L’idée républicaine de la culture pour tous est-elle compatible avec le choix d’une segmentation de ses tarifs ? Comme la plupart de ses voisins européens, la France augmente depuis quelques années les prix d’entrée de ses grands musées. Il s’agit d’amortir le choc de la poussée inflationniste post-pandémie et d’affronter la rigueur budgétaire. Et les billetteries constituent d’importantes rentrées d’argent, à côté du mécénat et des subventions publiques.

Pour continuer de faire vivre ces lieux de culture qui supposent d’exorbitants coûts de fonctionnement et de rénovations indispensables à la conservation des œuvres et à l’accueil des visiteurs, il n’est pas illogique de faire participer ces derniers, à hauteur de leurs moyens. Et pourquoi ne pas taxer les touristes étrangers qui, on le sait, n’hésitent pas à mettre la main à la poche ? C’est à partir de cette vieille idée, soutenue par le gouvernement, que dès janvier 2026 le Musée du Louvre augmentera de 45 % le prix du billet d’entrée pour ses visiteurs extra-européens.

Attention à la rupture d’égalité

La logique est implacable, surtout dans le cas du Louvre où plus des trois quarts des visiteurs sont étrangers. Mais elle supporterait quelques précautions, impossibles à garantir, pour éviter les glissements vers la rupture d’égalité. Notamment être en mesure de s’assurer que la différentiation des tarifs soit pensée en fonction des moyens et non de l’origine, et si possible dans le sens de la dégressivité, sous peine d’apparaître discriminante, voire xénophobe.

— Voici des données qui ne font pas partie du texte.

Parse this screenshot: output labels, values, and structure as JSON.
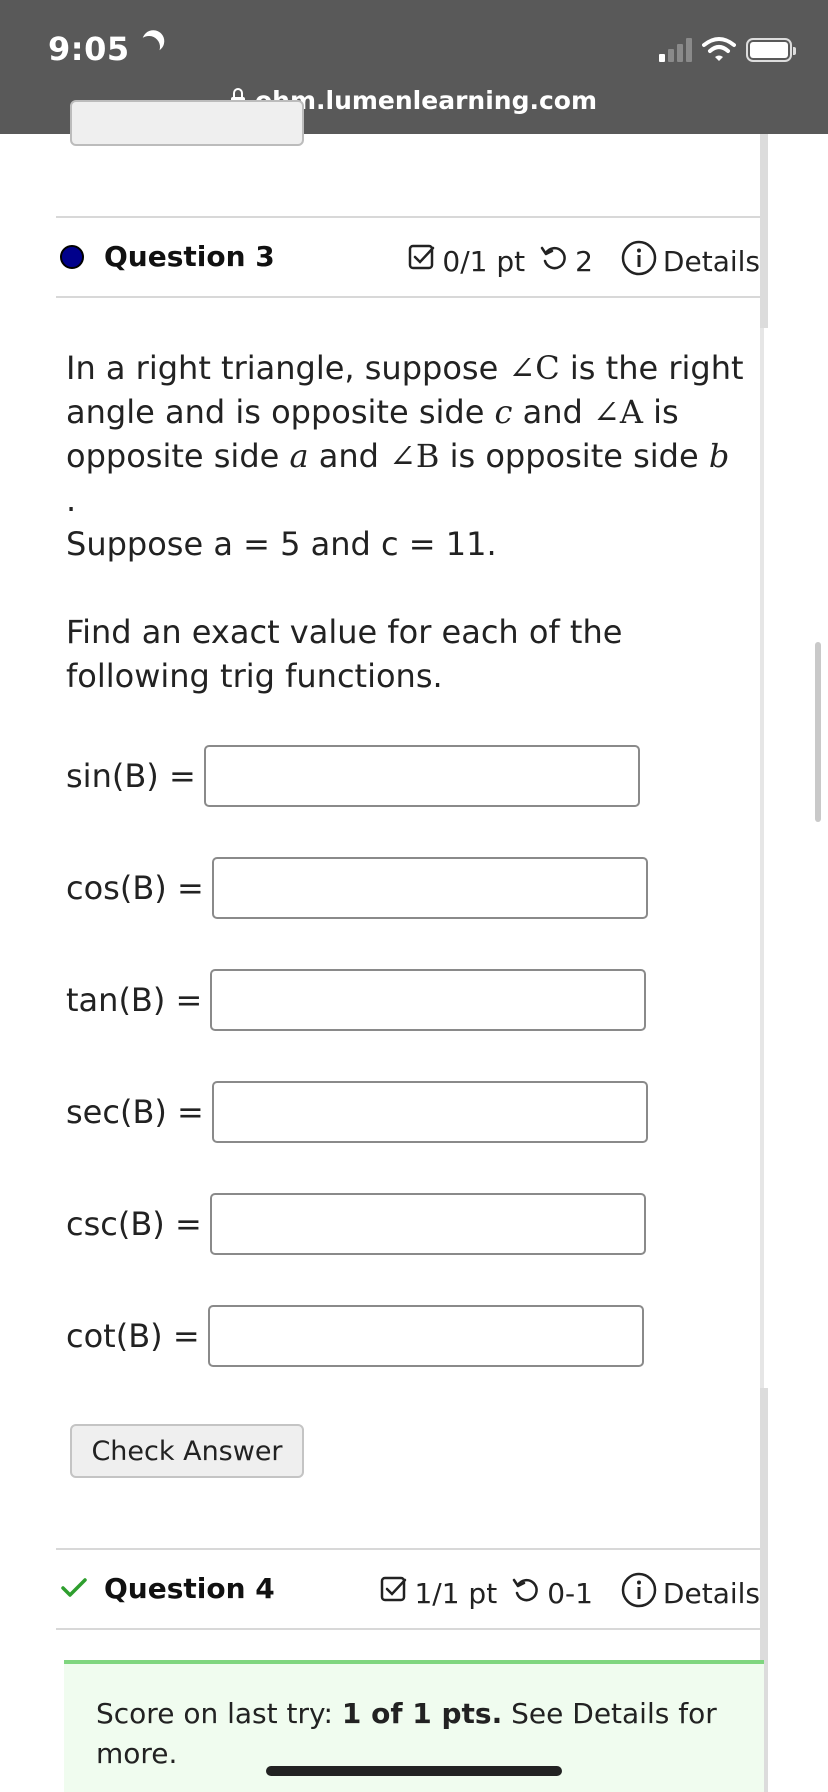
{
  "status_bar": {
    "time": "9:05",
    "url": "ohm.lumenlearning.com"
  },
  "question3": {
    "title": "Question 3",
    "points": "0/1 pt",
    "retries": "2",
    "details": "Details",
    "status_color": "#00008b",
    "text1_a": "In a right triangle, suppose ",
    "angle_C": "∠C",
    "text1_b": " is the right angle and is opposite side ",
    "side_c": "c",
    "text1_c": " and ",
    "angle_A": "∠A",
    "text1_d": " is opposite side ",
    "side_a": "a",
    "text1_e": " and ",
    "angle_B": "∠B",
    "text1_f": " is opposite side ",
    "side_b": "b",
    "text1_g": " .",
    "given": "Suppose a = 5 and c = 11.",
    "instruction": "Find an exact value for each of the following trig functions.",
    "functions": [
      {
        "label": "sin(B) =",
        "value": ""
      },
      {
        "label": "cos(B) =",
        "value": ""
      },
      {
        "label": "tan(B) =",
        "value": ""
      },
      {
        "label": "sec(B) =",
        "value": ""
      },
      {
        "label": "csc(B) =",
        "value": ""
      },
      {
        "label": "cot(B) =",
        "value": ""
      }
    ],
    "check_button": "Check Answer"
  },
  "question4": {
    "title": "Question 4",
    "points": "1/1 pt",
    "retries": "0-1",
    "details": "Details",
    "status_color": "#2e9e2e",
    "score_prefix": "Score on last try: ",
    "score_bold": "1 of 1 pts.",
    "score_suffix": " See Details for more."
  }
}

Par ailleurs, peut-on se comporter en « propriétaires », quand on sait que les œuvres de nos musées proviennent des quatre coins du monde et qu’elles furent parfois acquises, ou volées, dans des contextes de guerre ou de domination coloniale ? Faire vivre nos musées doit rester un objectif de nos politiques culturelles, mais pas à n’importe quel prix pour nos valeurs démocratiques.